De la moisissure sur les murs, un toit qui coule, des problèmes de chauffage, une garderie sans fenêtre: l'école primaire de la réserve de Manawan est dans un état alarmant. Dangereux, affirme même le grand chef de la communauté.

Mais loin de recevoir des fonds supplémentaires pour pallier la situation, la réserve devra se passer de 430 000 $ de son enveloppe destinée à ses écoles primaire et secondaire cette année.

C'est que le gouvernement fédéral accorde son financement en fonction du nombre d'élèves qui fréquentent en réalité les établissements scolaires. Vérifications faites, il y a 300 enfants de moins qui assistent à leurs cours que ce qui était inscrit dans les livres du gouvernement. D'où le réajustement du financement.

L'amputation du budget survient à un bien mauvais moment pour cette réserve atikamekw isolée de Lanaudière, accessible uniquement par une route de terre de 85 kilomètres.

Le décrochage scolaire frôle 50 % chez les 14 à 19 ans. Les taux de réussite sont microscopiques - seulement neuf élèves ont obtenu leur diplôme secondaire l'an dernier pour une institution de 250 jeunes.

Le chef de la réserve Paul-Émile Ottawa et le directeur des services éducatifs de la communauté Daniel Niquay ont donc pris la route d'Ottawa jeudi afin de lancer un cri du coeur au gouvernement fédéral.

En conférence de presse aux côtés de deux députés du Nouveau Parti démocratique (NPD), ils ont notamment demandé aux conservateurs de leur redonner les 430 000 $ auxquels ils avaient droit autrefois et de revoir leur formule de financement des écoles.

«Comment nos jeunes peuvent-ils apprendre et comment nos professeurs peuvent-ils enseigner convenablement dans un tel environnement?», s'est demandé M. Niquay, évoquant le manque d'espace.

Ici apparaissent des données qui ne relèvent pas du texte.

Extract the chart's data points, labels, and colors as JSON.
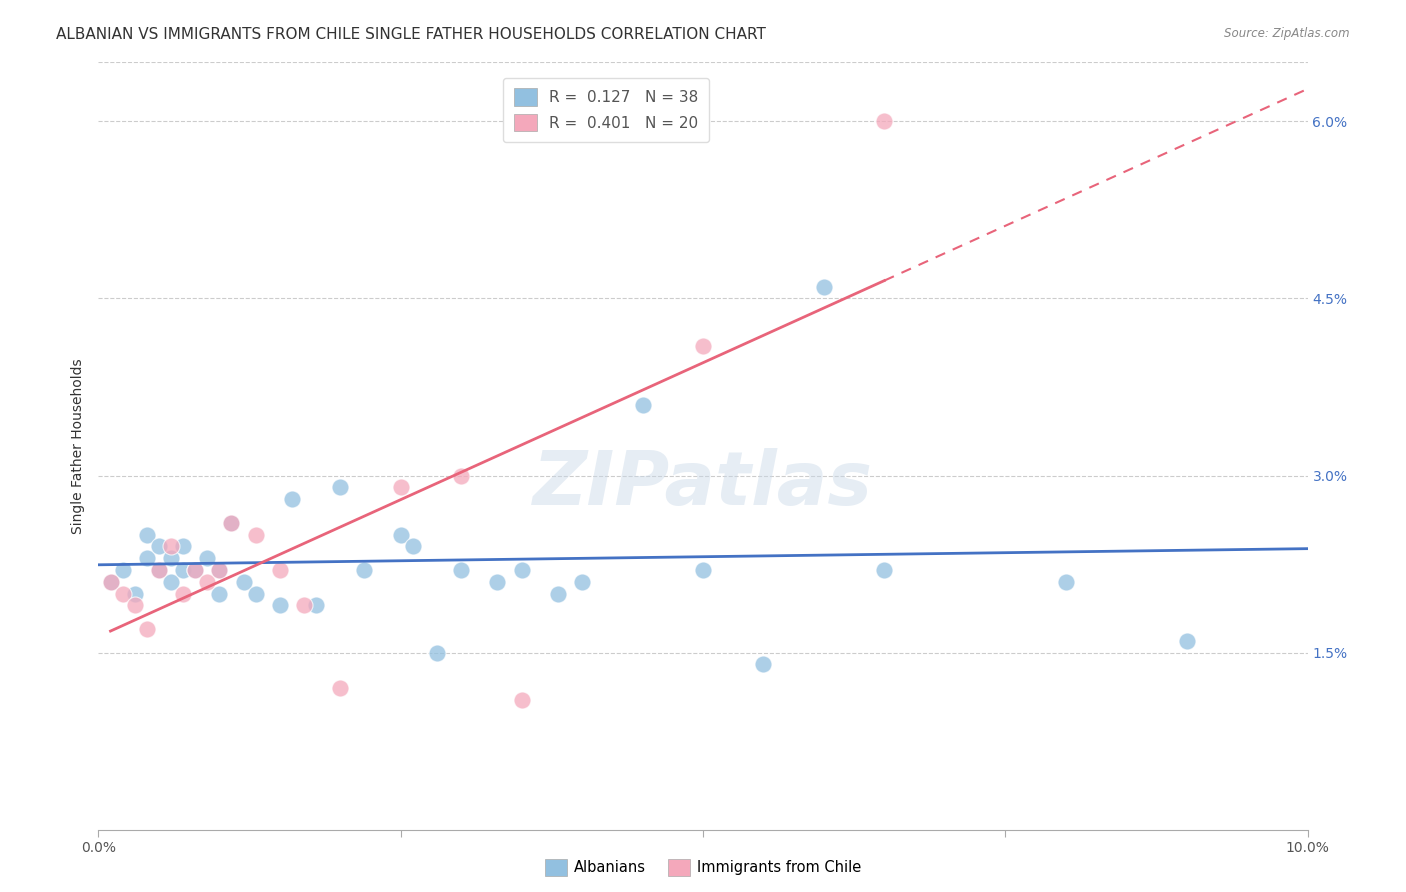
{
  "title": "ALBANIAN VS IMMIGRANTS FROM CHILE SINGLE FATHER HOUSEHOLDS CORRELATION CHART",
  "source": "Source: ZipAtlas.com",
  "ylabel": "Single Father Households",
  "xlim": [
    0.0,
    0.1
  ],
  "ylim": [
    0.0,
    0.065
  ],
  "yticks": [
    0.015,
    0.03,
    0.045,
    0.06
  ],
  "ytick_labels": [
    "1.5%",
    "3.0%",
    "4.5%",
    "6.0%"
  ],
  "xticks": [
    0.0,
    0.025,
    0.05,
    0.075,
    0.1
  ],
  "xtick_labels": [
    "0.0%",
    "",
    "",
    "",
    "10.0%"
  ],
  "albanians_x": [
    0.001,
    0.002,
    0.003,
    0.004,
    0.004,
    0.005,
    0.005,
    0.006,
    0.006,
    0.007,
    0.007,
    0.008,
    0.009,
    0.01,
    0.01,
    0.011,
    0.012,
    0.013,
    0.015,
    0.016,
    0.018,
    0.02,
    0.022,
    0.025,
    0.026,
    0.028,
    0.03,
    0.033,
    0.035,
    0.038,
    0.04,
    0.045,
    0.05,
    0.055,
    0.06,
    0.065,
    0.08,
    0.09
  ],
  "albanians_y": [
    0.021,
    0.022,
    0.02,
    0.023,
    0.025,
    0.022,
    0.024,
    0.021,
    0.023,
    0.022,
    0.024,
    0.022,
    0.023,
    0.02,
    0.022,
    0.026,
    0.021,
    0.02,
    0.019,
    0.028,
    0.019,
    0.029,
    0.022,
    0.025,
    0.024,
    0.015,
    0.022,
    0.021,
    0.022,
    0.02,
    0.021,
    0.036,
    0.022,
    0.014,
    0.046,
    0.022,
    0.021,
    0.016
  ],
  "chile_x": [
    0.001,
    0.002,
    0.003,
    0.004,
    0.005,
    0.006,
    0.007,
    0.008,
    0.009,
    0.01,
    0.011,
    0.013,
    0.015,
    0.017,
    0.02,
    0.025,
    0.03,
    0.035,
    0.05,
    0.065
  ],
  "chile_y": [
    0.021,
    0.02,
    0.019,
    0.017,
    0.022,
    0.024,
    0.02,
    0.022,
    0.021,
    0.022,
    0.026,
    0.025,
    0.022,
    0.019,
    0.012,
    0.029,
    0.03,
    0.011,
    0.041,
    0.06
  ],
  "albanian_R": 0.127,
  "albanian_N": 38,
  "chile_R": 0.401,
  "chile_N": 20,
  "blue_color": "#92c0e0",
  "pink_color": "#f4a8bb",
  "blue_line_color": "#4472c4",
  "pink_line_color": "#e8647a",
  "background_color": "#ffffff",
  "watermark": "ZIPatlas",
  "title_fontsize": 11,
  "axis_label_fontsize": 10,
  "tick_fontsize": 10
}
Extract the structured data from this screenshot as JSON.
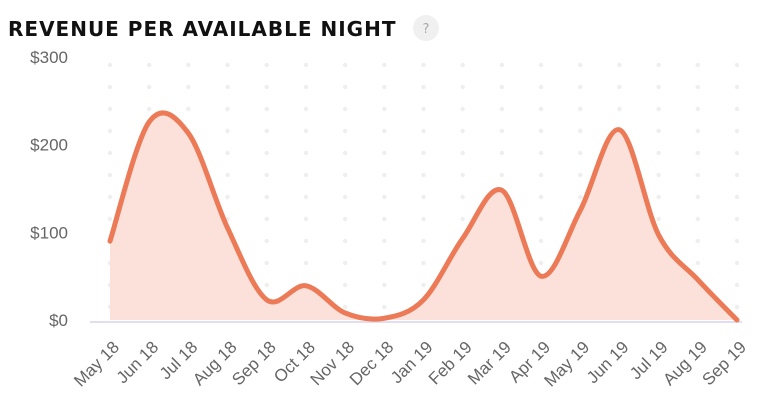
{
  "chart_data": {
    "type": "line",
    "title": "REVENUE PER AVAILABLE NIGHT",
    "help_icon": "?",
    "categories": [
      "May 18",
      "Jun 18",
      "Jul 18",
      "Aug 18",
      "Sep 18",
      "Oct 18",
      "Nov 18",
      "Dec 18",
      "Jan 19",
      "Feb 19",
      "Mar 19",
      "Apr 19",
      "May 19",
      "Jun 19",
      "Jul 19",
      "Aug 19",
      "Sep 19"
    ],
    "series": [
      {
        "color": "#ec7a57",
        "fill": "#fce1da",
        "values": [
          90,
          226,
          213,
          105,
          23,
          39,
          8,
          2,
          23,
          93,
          148,
          50,
          125,
          217,
          97,
          46,
          0
        ]
      }
    ],
    "ylim": [
      0,
      300
    ],
    "yticks": [
      {
        "value": 0,
        "label": "$0"
      },
      {
        "value": 100,
        "label": "$100"
      },
      {
        "value": 200,
        "label": "$200"
      },
      {
        "value": 300,
        "label": "$300"
      }
    ],
    "grid": "dots",
    "smooth": true
  }
}
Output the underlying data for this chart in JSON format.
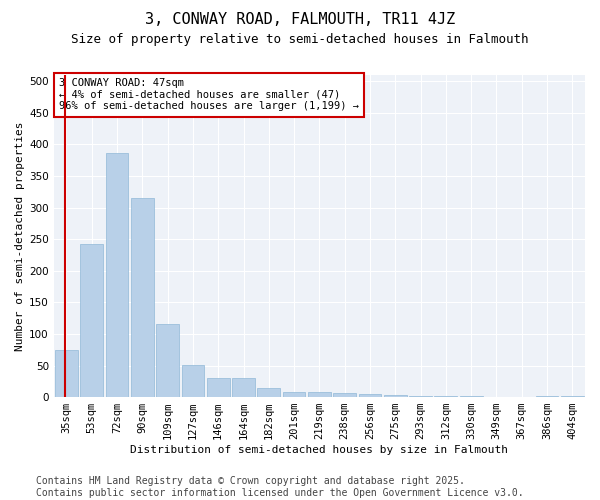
{
  "title": "3, CONWAY ROAD, FALMOUTH, TR11 4JZ",
  "subtitle": "Size of property relative to semi-detached houses in Falmouth",
  "xlabel": "Distribution of semi-detached houses by size in Falmouth",
  "ylabel": "Number of semi-detached properties",
  "categories": [
    "35sqm",
    "53sqm",
    "72sqm",
    "90sqm",
    "109sqm",
    "127sqm",
    "146sqm",
    "164sqm",
    "182sqm",
    "201sqm",
    "219sqm",
    "238sqm",
    "256sqm",
    "275sqm",
    "293sqm",
    "312sqm",
    "330sqm",
    "349sqm",
    "367sqm",
    "386sqm",
    "404sqm"
  ],
  "values": [
    75,
    243,
    386,
    315,
    115,
    51,
    30,
    30,
    15,
    8,
    8,
    7,
    5,
    3,
    2,
    1,
    1,
    0,
    0,
    1,
    1
  ],
  "bar_color": "#b8d0e8",
  "bar_edge_color": "#90b8d8",
  "marker_line_color": "#cc0000",
  "annotation_text": "3 CONWAY ROAD: 47sqm\n← 4% of semi-detached houses are smaller (47)\n96% of semi-detached houses are larger (1,199) →",
  "annotation_box_color": "#ffffff",
  "annotation_box_edge": "#cc0000",
  "footer_text": "Contains HM Land Registry data © Crown copyright and database right 2025.\nContains public sector information licensed under the Open Government Licence v3.0.",
  "ylim": [
    0,
    510
  ],
  "yticks": [
    0,
    50,
    100,
    150,
    200,
    250,
    300,
    350,
    400,
    450,
    500
  ],
  "bg_color": "#eef2f8",
  "title_fontsize": 11,
  "subtitle_fontsize": 9,
  "footer_fontsize": 7,
  "axis_label_fontsize": 8,
  "tick_fontsize": 7.5,
  "ylabel_fontsize": 8
}
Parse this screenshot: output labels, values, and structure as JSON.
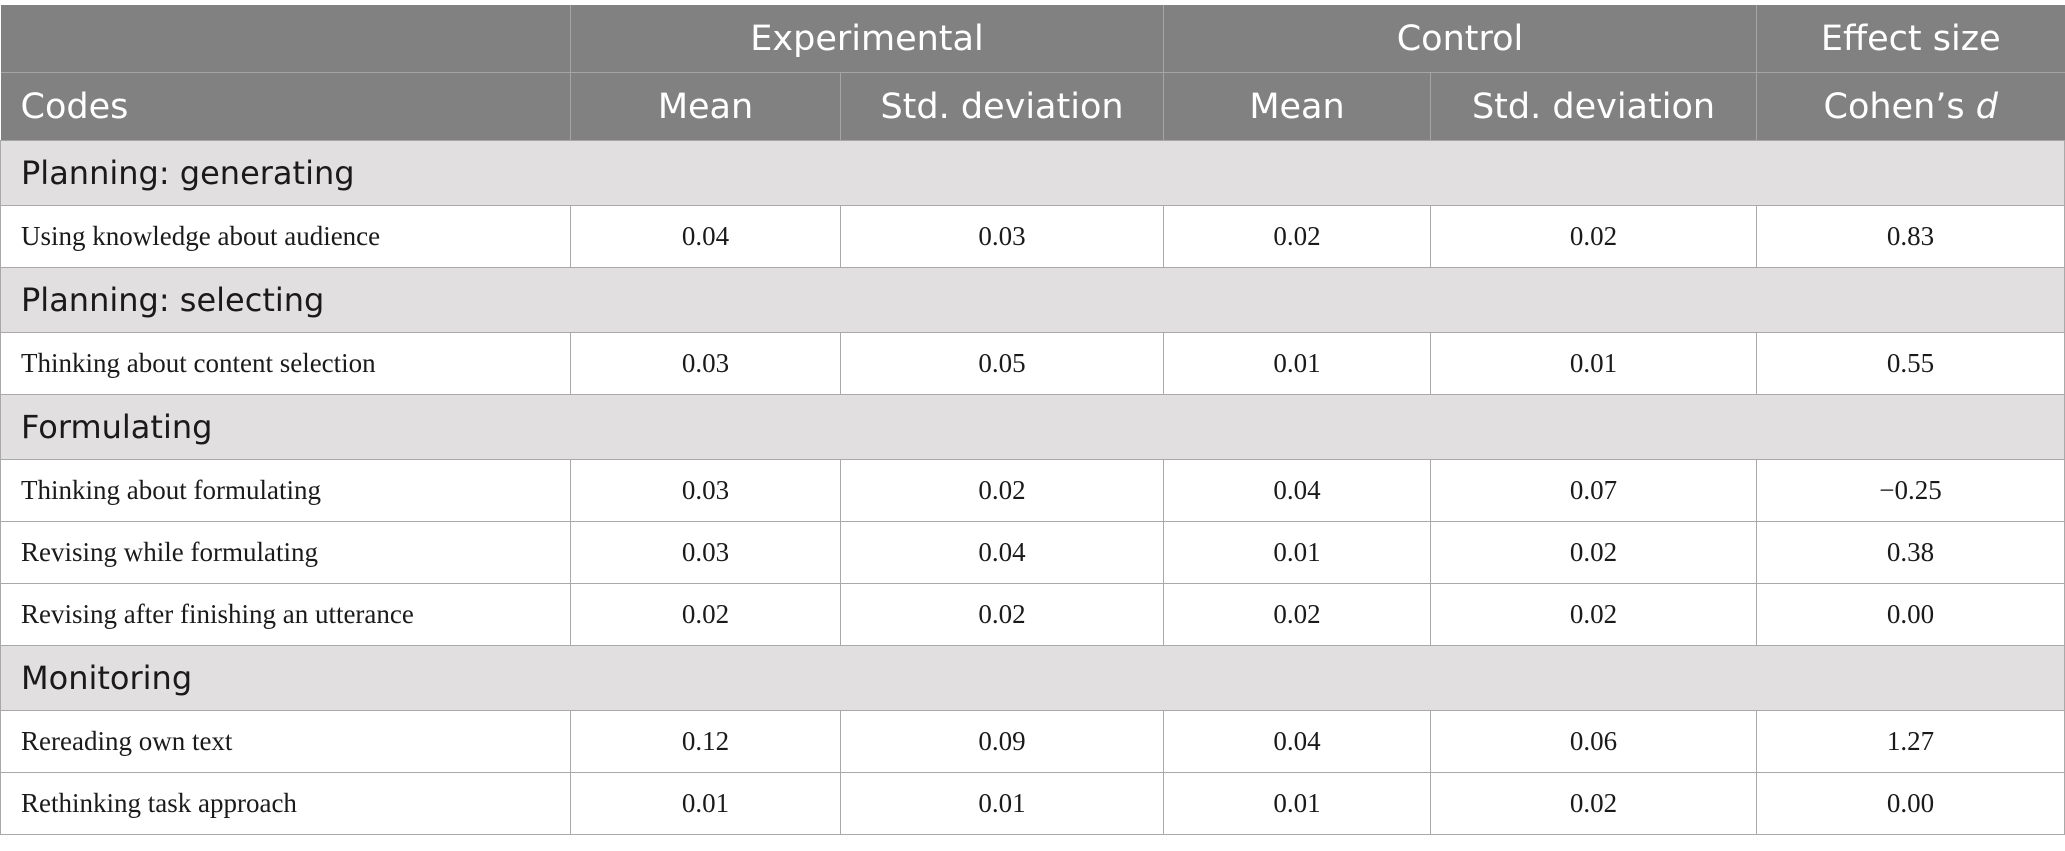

Selon le chef de la réserve, les écoles de sa communauté sont particulièrement mal en point si on les compare à d'autres. Il réclame plus d'équité.

«C'est une aberration de constater que le gouvernement fédéral vient sabrer dans les budgets qui sont dévolus à l'éducation, alors qu'ils accusent déjà un manque à gagner important par rapport aux autres communautés», a soutenu Paul-Émile Ottawa.

M. Niquay se désole particulièrement du fait que l'école secondaire n'offre pas de formation professionnelle, alors que la possibilité d'obtenir un DEP pourrait motiver les jeunes à rester un peu plus sur les bancs d'école.

«N'ayant pas cette opportunité, et ne se voyant pas au cégep et encore moins à l'université, ils n'ont d'autre choix que d'abandonner.»

Au ministère des Affaires autochtones et Développement du Nord, on a rappelé la règle de calcul pour le financement des écoles.

«Une vérification des listes d'élèves déclarés (listes nominatives) au ministère a été menée dans la communauté de Manawan en novembre 2011. Le rapport qui présente les résultats de l'exercice démontre qu'un large pourcentage des élèves déclarés ne fréquentait pas les écoles de bande», a écrit par courriel la porte-parole Michelle Perron.

Le financement a donc été réajusté en fonction de la fréquentation réelle.

«Ceci a eu pour effet de diminuer le financement octroyé à la communauté de Manawan pour les programmes sous la responsabilité du Conseil en éducation des Premières Nations», a-t-elle poursuivi.

La députée néo-démocrate de Joliette Francine Raynault demande malgré tout que les sommes retranchées soient accordées à nouveau aux citoyens de Manawan.

«On ne peut pas leur reprocher de décrocher, de ne pas aller à l'école, de ne pas s'instruire, de ne pas travailler (si) on ne leur en donne pas les moyens», a-t-elle fait valoir.